La crise n’est pas derrière nous, mais il faut désormais sortir de l’état d’urgence sanitaire en vigueur depuis le mois de mars dernier. Cela signifie retrouver progressivement nos libertés.
Le projet de loi que nous examinons ce matin en nouvelle lecture a pour objet d’organiser la fin de cet état d’urgence sanitaire, en prévoyant une sorte de période de transition jusqu’à la fin du mois d’octobre prochain.
Le délai pour étudier le projet de loi modifié par l’Assemblée nationale au début de la semaine a été très court. Nous comprenons l’urgence due à la situation que nous vivons et au besoin qu’ont les Français de retrouver leurs libertés. Reste que le temps imparti n’est malheureusement pas suffisant pour travailler un texte aussi important, alors que les deux assemblées parlementaires ne se sont pas mises d’accord sur des points essentiels.
Je tiens à saluer le travail important accompli par le Sénat en première lecture et ses apports significatifs, qui ont permis de clarifier et d’approfondir certains dispositifs.
L’un des principaux points de désaccord entre le Sénat et l’Assemblée nationale concerne les menaces sanitaires et les moyens d’action du ministre chargé de la santé. La rédaction proposée par le Sénat pour l’article L. 3131-1 du code de la santé publique venait préciser les pouvoirs dudit ministre dans la lutte contre l’épidémie. Elle apportait une sécurité supplémentaire avant la révision du dispositif qui devrait intervenir au mois d’avril prochain.

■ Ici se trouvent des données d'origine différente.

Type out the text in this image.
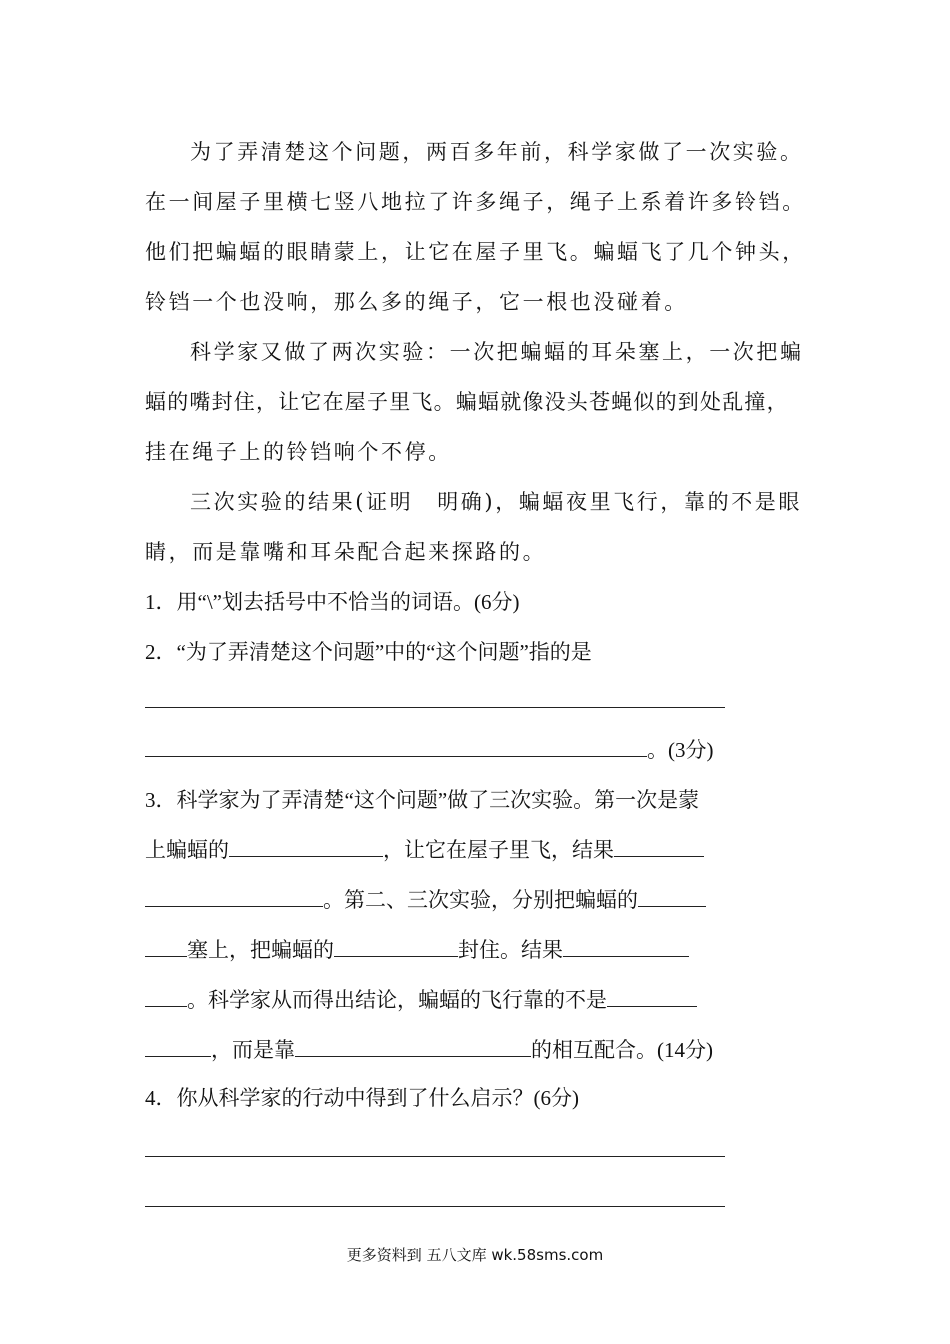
为了弄清楚这个问题，两百多年前，科学家做了一次实验。
在一间屋子里横七竖八地拉了许多绳子，绳子上系着许多铃铛。
他们把蝙蝠的眼睛蒙上，让它在屋子里飞。蝙蝠飞了几个钟头，
铃铛一个也没响，那么多的绳子，它一根也没碰着。
科学家又做了两次实验：一次把蝙蝠的耳朵塞上，一次把蝙
蝠的嘴封住，让它在屋子里飞。蝙蝠就像没头苍蝇似的到处乱撞，
挂在绳子上的铃铛响个不停。
三次实验的结果(证明 明确)，蝙蝠夜里飞行，靠的不是眼
睛，而是靠嘴和耳朵配合起来探路的。
1．用“\”划去括号中不恰当的词语。(6分)
2．“为了弄清楚这个问题”中的“这个问题”指的是
。(3分)
3．科学家为了弄清楚“这个问题”做了三次实验。第一次是蒙
上蝙蝠的	，让它在屋子里飞，结果
。第二、三次实验，分别把蝙蝠的
塞上，把蝙蝠的	封住。结果
。科学家从而得出结论，蝙蝠的飞行靠的不是
，而是靠	的相互配合。(14分)
4．你从科学家的行动中得到了什么启示？(6分)
更多资料到 五八文库 wk.58sms.com
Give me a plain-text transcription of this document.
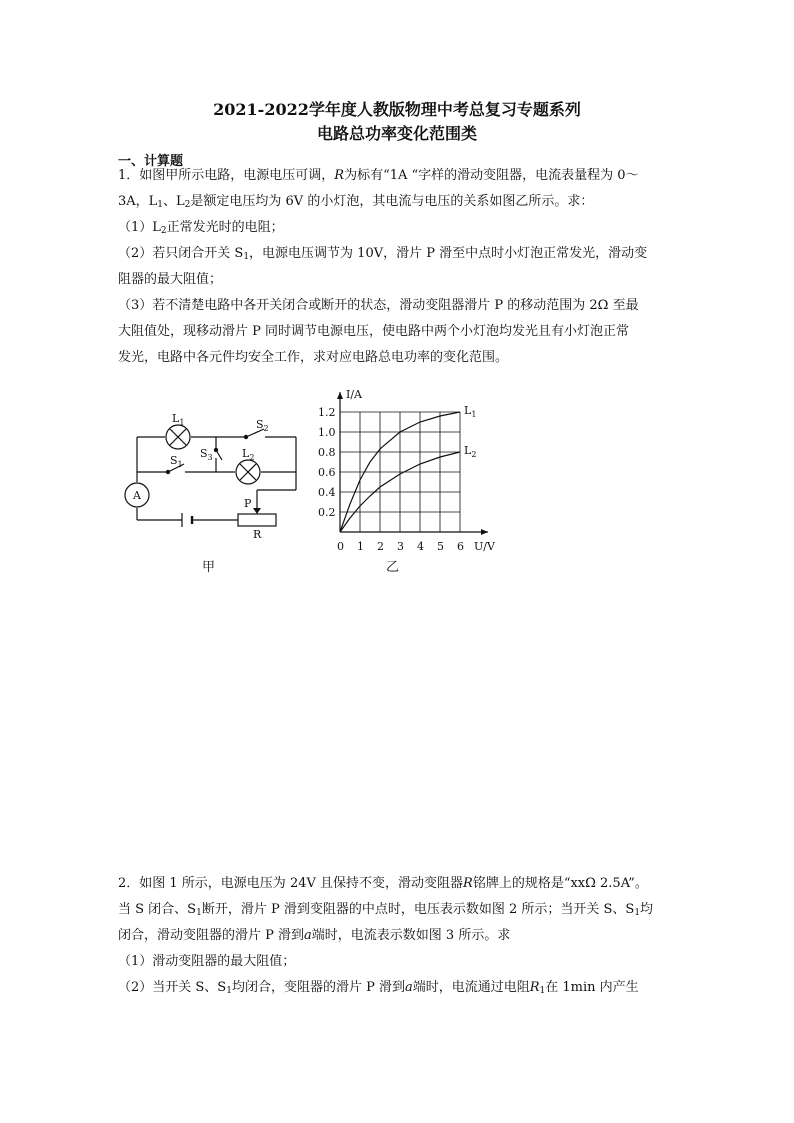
2021-2022学年度人教版物理中考总复习专题系列
电路总功率变化范围类
一、计算题

1．如图甲所示电路，电源电压可调，R为标有“1A “字样的滑动变阻器，电流表量程为 0～

3A，$L_1$、$L_2$是额定电压均为 6V 的小灯泡，其电流与电压的关系如图乙所示。求：

$(1)L_2$正常发光时的电阻；

（2）若只闭合开关 $S_1$，电源电压调节为 10V，滑片 P 滑至中点时小灯泡正常发光，滑动变

阻器的最大阻值；

（3）若不清楚电路中各开关闭合或断开的状态，滑动变阻器滑片 P 的移动范围为 2Ω 至最

大阻值处，现移动滑片 P 同时调节电源电压，使电路中两个小灯泡均发光且有小灯泡正常

发光，电路中各元件均安全工作，求对应电路总电功率的变化范围。

$L_1$
$L_2$
$S_1$
$S_2$
$S_3$
A
P
R
甲
0 1 2 3 4 5 6
0.2
0.4
0.6
0.8
1.0
1.2
U/V
I/A
$L_1$
$L_2$
乙

2．如图 1 所示，电源电压为 24V 且保持不变，滑动变阻器R铭牌上的规格是“xxΩ 2.5A”。

当 S 闭合、$S_1$断开，滑片 P 滑到变阻器的中点时，电压表示数如图 2 所示；当开关 S、$S_1$均

闭合，滑动变阻器的滑片 P 滑到a端时，电流表示数如图 3 所示。求

（1）滑动变阻器的最大阻值；

（2）当开关 S、$S_1$均闭合，变阻器的滑片 P 滑到a端时，电流通过电阻$R_1$在 1min 内产生
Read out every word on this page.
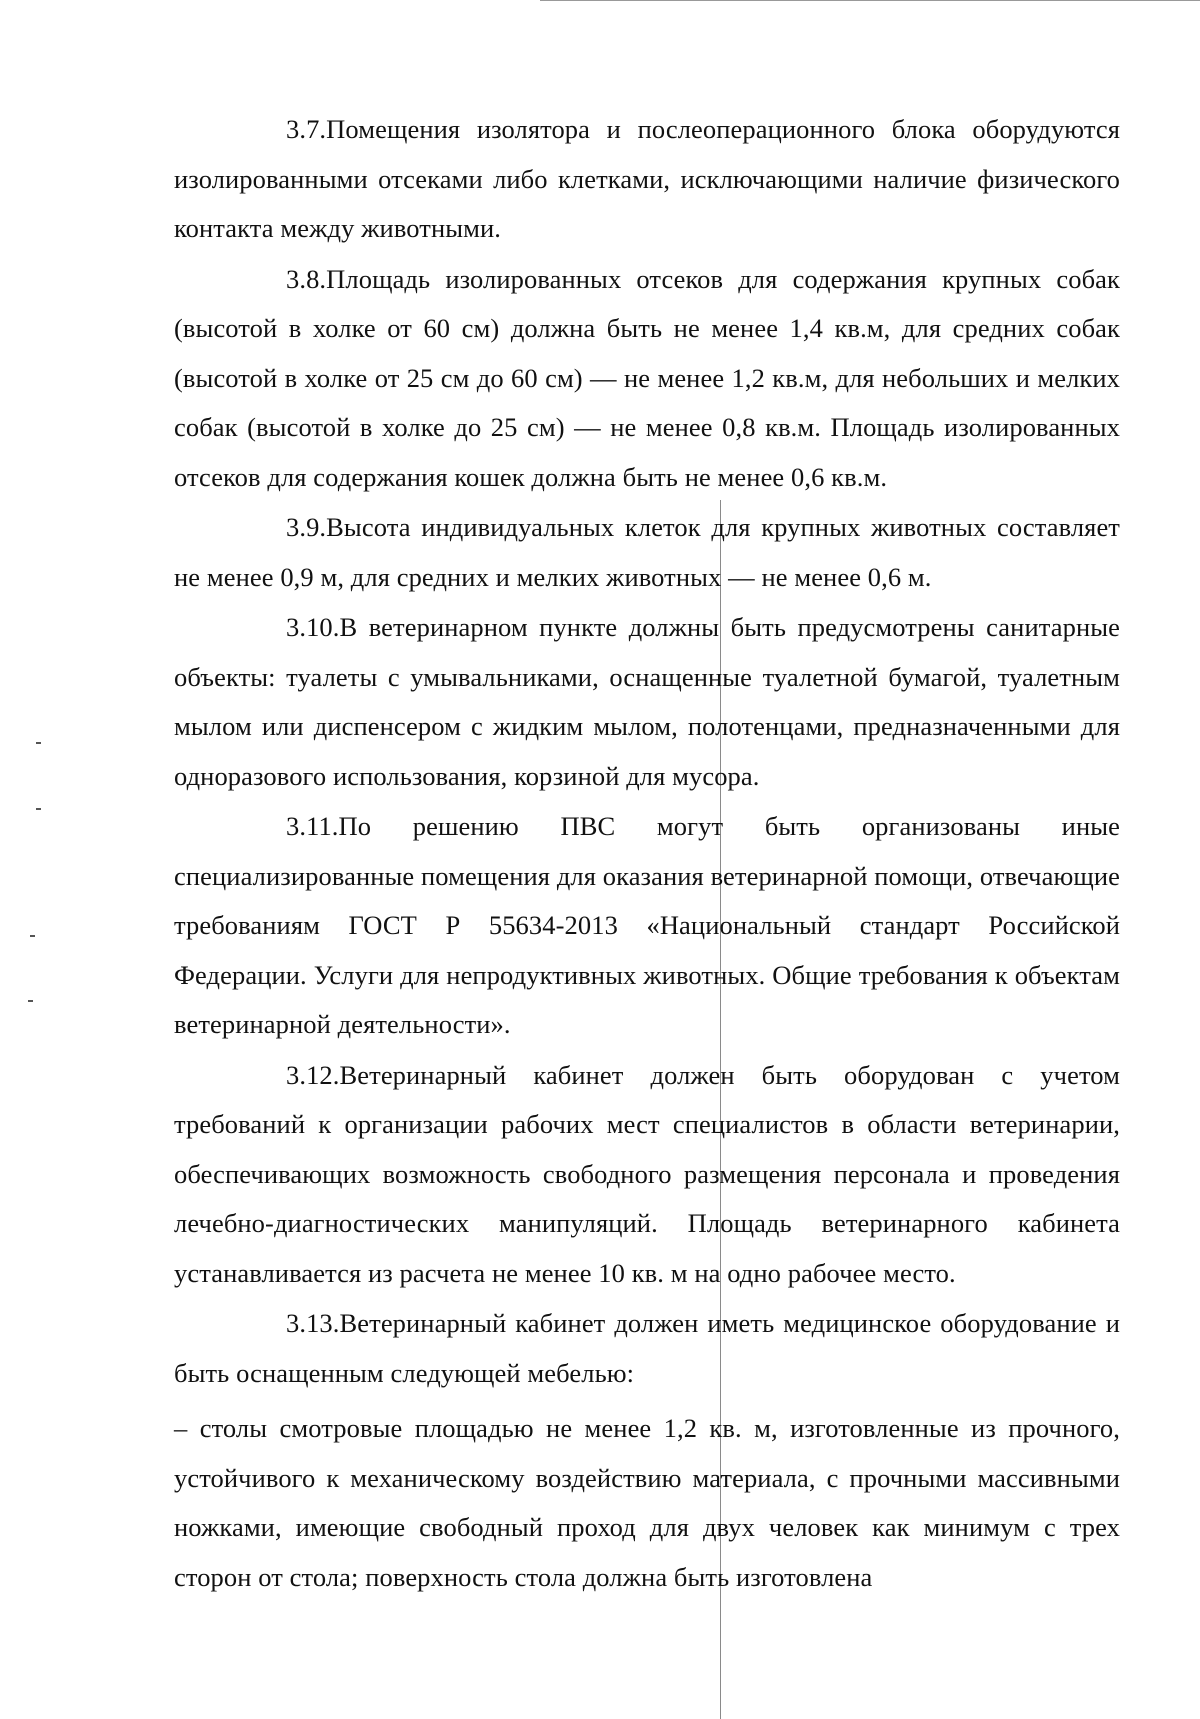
3.7.Помещения изолятора и послеоперационного блока оборудуются изолированными отсеками либо клетками, исключающими наличие физического контакта между животными.

3.8.Площадь изолированных отсеков для содержания крупных собак (высотой в холке от 60 см) должна быть не менее 1,4 кв.м, для средних собак (высотой в холке от 25 см до 60 см) — не менее 1,2 кв.м, для небольших и мелких собак (высотой в холке до 25 см) — не менее 0,8 кв.м. Площадь изолированных отсеков для содержания кошек должна быть не менее 0,6 кв.м.

3.9.Высота индивидуальных клеток для крупных животных составляет не менее 0,9 м, для средних и мелких животных — не менее 0,6 м.

3.10.В ветеринарном пункте должны быть предусмотрены санитарные объекты: туалеты с умывальниками, оснащенные туалетной бумагой, туалетным мылом или диспенсером с жидким мылом, полотенцами, предназначенными для одноразового использования, корзиной для мусора.

3.11.По решению ПВС могут быть организованы иные специализированные помещения для оказания ветеринарной помощи, отвечающие требованиям ГОСТ Р 55634-2013 «Национальный стандарт Российской Федерации. Услуги для непродуктивных животных. Общие требования к объектам ветеринарной деятельности».

3.12.Ветеринарный кабинет должен быть оборудован с учетом требований к организации рабочих мест специалистов в области ветеринарии, обеспечивающих возможность свободного размещения персонала и проведения лечебно-диагностических манипуляций. Площадь ветеринарного кабинета устанавливается из расчета не менее 10 кв. м на одно рабочее место.

3.13.Ветеринарный кабинет должен иметь медицинское оборудование и быть оснащенным следующей мебелью:

– столы смотровые площадью не менее 1,2 кв. м, изготовленные из прочного, устойчивого к механическому воздействию материала, с прочными массивными ножками, имеющие свободный проход для двух человек как минимум с трех сторон от стола; поверхность стола должна быть изготовлена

Nous avons été particulièrement sensibles à la restriction, parfois extrêmement importante, de nos libertés. Nous l’avions exprimé lors de la première lecture, notamment au sujet de la liberté de manifester, de la circulation des personnes et des véhicules ou encore de l’ouverture des établissements accueillant du public. Cette privation de libertés était certainement nécessaire, mais, une fois la crise passée, elle doit être levée aussi vite que possible.
La gestion de l’épidémie par un retour progressif à la normale après la fin de l’état d’urgence sanitaire doit respecter un équilibre entre liberté et sécurité. La nouvelle phase postérieure au 11 juillet prochain ne doit pas voir nos libertés restreintes plus que nécessaire pour lutter contre l’épidémie. Nous y serons attentifs.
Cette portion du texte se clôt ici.